I too would say I have good instincts about people, and always act on them. DH takes my instincts seriously too, especially since I made him turn down a couple of contracts years ago that looked lucrative but ended up making the people who did take them go bust.
The only time I can say with certainty my instincts about an individual were spot on was about 25 years ago when I was waiting (and waiting) for a bus in a London suburb late one evening. A middle-aged lady in a car pulled over and offered me a lift, and in all honesty I might have been tempted except for a really bad feeling, not even of danger prticularly but just of darkness or badness. I said no, not a problem, and she pressed me a bit, saying she'd feel bad if anything happened to me ('you read such dreadful stories' etc). It sounds hokey, but it's the sort of thing I would do now if I saw a young women stranded somewhere at night, and it didn't seem suspicious at a rational level but I just had a really strong sense that I was safer at that bus stop. Anyway, to cut a long story short, it turned out to be a man presenting pretty bloody convincingly as a woman, and he turned out to have a string of sexual abductions to his name.

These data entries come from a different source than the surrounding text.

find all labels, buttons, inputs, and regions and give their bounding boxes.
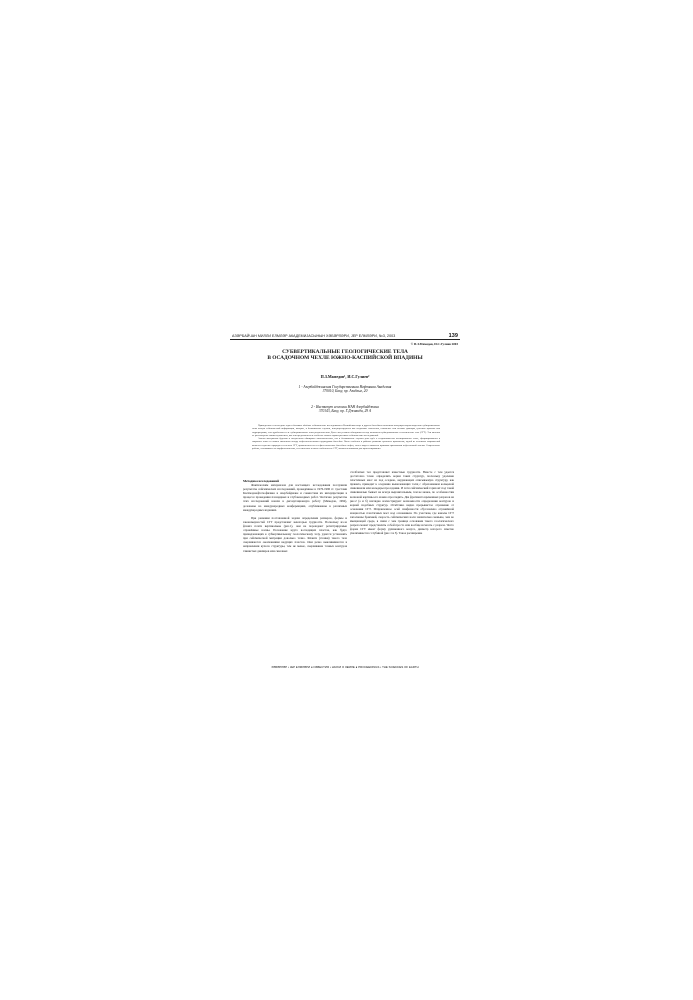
affiliation-1-name: 1 - Азербайджанская Государственная Нефтяная Академия (298, 385, 392, 389)
affiliation-1 (230, 385, 460, 394)
journal-page (230, 330, 460, 680)
abstract (252, 424, 440, 450)
title-line-1: СУБВЕРТИКАЛЬНЫЕ ГЕОЛОГИЧЕСКИЕ ТЕЛА (282, 349, 408, 355)
body-paragraph: При решении поставленной задачи определения размеров, формы и закономерностей СГТ представляет некоторые трудности. Поскольку из-за фланга почти вертикальны (рис.1), они не порождают регистрируемые отражённые волны. Положение круто восходящих пластов, как будто принадлежащих к субвертикальному геологическому телу, удается установить при сейсмической миграции довольно точно. Фланги (стенки) такого тела очерчиваются окончаниями ведущих пластов. Они резко выклиниваются в направлении купола структуры, тем не менее, очерчивание точных контуров глинистых диапиров или сквозных (243, 515, 347, 553)
author-list: П.З.Мамедов¹, И.С.Гулиев² (320, 374, 370, 379)
body-column-right (350, 470, 454, 536)
affiliation-2-name: 2 - Институт геологии НАН Азербайджана (311, 405, 379, 409)
abstract-paragraph-1: Приведенные в последние годы в больших объёмах сейсмические исследования в Каспийском море и других бассейнах позволили интерпретаторам выделить субвертикальные зоны потери сейсмической информации, которые, в большинстве случаев, интерпретируются как осадочные изменения, глинистые или газовые диапиры, грязевые вулканы или гидроразрывы, тела дробления и т.п. субвертикальные зоны разуплотнения. Далее мы условно объединим их под названием субвертикальные геологические тела (СГТ). Эти явления не рассмотрены таким изумлением, как они представлены в особенно тонких характеристиках сейсмических исследований. (252, 424, 440, 437)
running-footer: ХƏБƏРЛƏР • ЈЕР ЕЛМЛƏРИ ● ИЗВЕСТИЯ • НАУКИ О ЗЕМЛЕ ● PROCEEDINGS • THE SCIENCES OF EARTH (271, 665, 419, 669)
affiliation-2-address: 370143, Баку, пр. Г.Джавида, 29 А (318, 409, 372, 414)
body-column-left (243, 479, 347, 553)
section-heading: Методика исследований (243, 479, 280, 483)
running-header (230, 330, 460, 340)
title-line-2: В ОСАДОЧНОМ ЧЕХЛЕ ЮЖНО-КАСПИЙСКОЙ ВПАДИНЫ (267, 355, 423, 361)
copyright-notice: © П.З.Мамедов, И.С.Гулиев 2003 (410, 342, 458, 346)
abstract-paragraph-2: Анализ материалов бурения и полученных обширных литологических, что в большинстве случаев речь идёт о геодинамически изолированных телах, сформированных в закрытых зонах и сложно связанных между нефтегазоносными структурами бассейна. Часть особенно в районах развития грязевого вулканизма, одной из основных направлений является изучение природы и генезиса СГТ, проявлением их в нефтегазоносных бассейнах нефти, газа и воды и являются прямыми признаками нефтегазовой залежи. Современные работы, основываясь на морфологических, генетических и иных особенностях СГТ, являются важными для прогнозирования. (252, 437, 440, 451)
body-paragraph: Фактическим материалом для настоящего исследования послужили результаты сейсмических исследований, проведённые в 1976-1990 гг. трестами Каспморнефтегеофизика в Азербайджане и совместная их интерпретация в процессе проведения площадных и глубоководных работ. Частично результаты этих исследований вошли в диссертационную работу (Мамедов, 1992), доложены на международных конференциях, опубликованы в различных международных изданиях. (243, 483, 347, 512)
journal-header-text: AЗƏРБАЙЧАН МИЛЛИ ЕЛМЛƏР АКАДЕМИЈАСЫНЫН ХƏБƏРЛƏРИ, ЈЕР ЕЛМЛƏРИ, №3, 2003 (232, 333, 396, 338)
article-title (230, 349, 460, 361)
body-paragraph: столбчатых тел представляет известные трудности. Вместе с тем удается достаточно точно определить корни таких структур, поскольку удаление пластичных масс из под осадков, окружающих описываемую структуру, как правило, приводит к оседанию вышележащих толщ с образованием кольцевой синклинали или кальдеры проседания. И хотя сейсмический горизонт под такой синклиналью бывает не всегда выразительным, тем не менее, по особенностям волновой картины его можно проследить. Два фрагмента временных разрезов на рис.2 (а и б) наглядно иллюстрируют возможности определения контуров и корней подобных структур. Отчётливо видно прерывистое отражение от основания СГТ. Исправленное осей синфазности обусловлено отражённой мощностью пластичных масс над основанием. По участкам, где каналы СГТ заполнены брекчией, скорость сейсмических волн значительно меньше, чем во вмещающей среде, в связи с чем граница основания такого геологического разреза может представлять собой просто или вообще исчезать с разреза. Часто форма СГТ имеет форму удлиненного конуса, диаметр которого заметно увеличивается с глубиной (рис.1 и 3). Такое расширение (350, 470, 454, 536)
page-number: 139 (448, 332, 458, 339)
affiliation-2 (230, 405, 460, 414)
affiliation-1-address: 370010, Баку, пр. Азадлыг, 20 (322, 389, 368, 394)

That's the only time I've ever known for sure how the story ended, but I get 'bad feelings' occasionally about people or situations and I always pay heed.
I also have a strong nose for deceit. For instance, a friend's DH recently confessed to an affair and this is a guy who you would have put money on never ever being unfaithful. But somehow I knew, almost like being psychic. I had to wait while it all played out over nearly two years before coming out into the open, because there was nothing concrete I could point to, just a certainty.
I've wondered if that kind of 'sixth sense' is related to being autistic. As an aspie, I've learned to construct the world's largest (it sometimes feels!) database of human behaviour in my head, so I can check people's actions against the prior experience of a lifetime and make a quickly calculated decison about how to respond. The older I get, the more comprehensive the dataset and the swifter the calculation - too swift to notice but based on experience rather than anything more woo. I was pretty naive as a youngster, which backs up this idea to some extent. I'd be interested in whether any other aspies relate to that as an idea.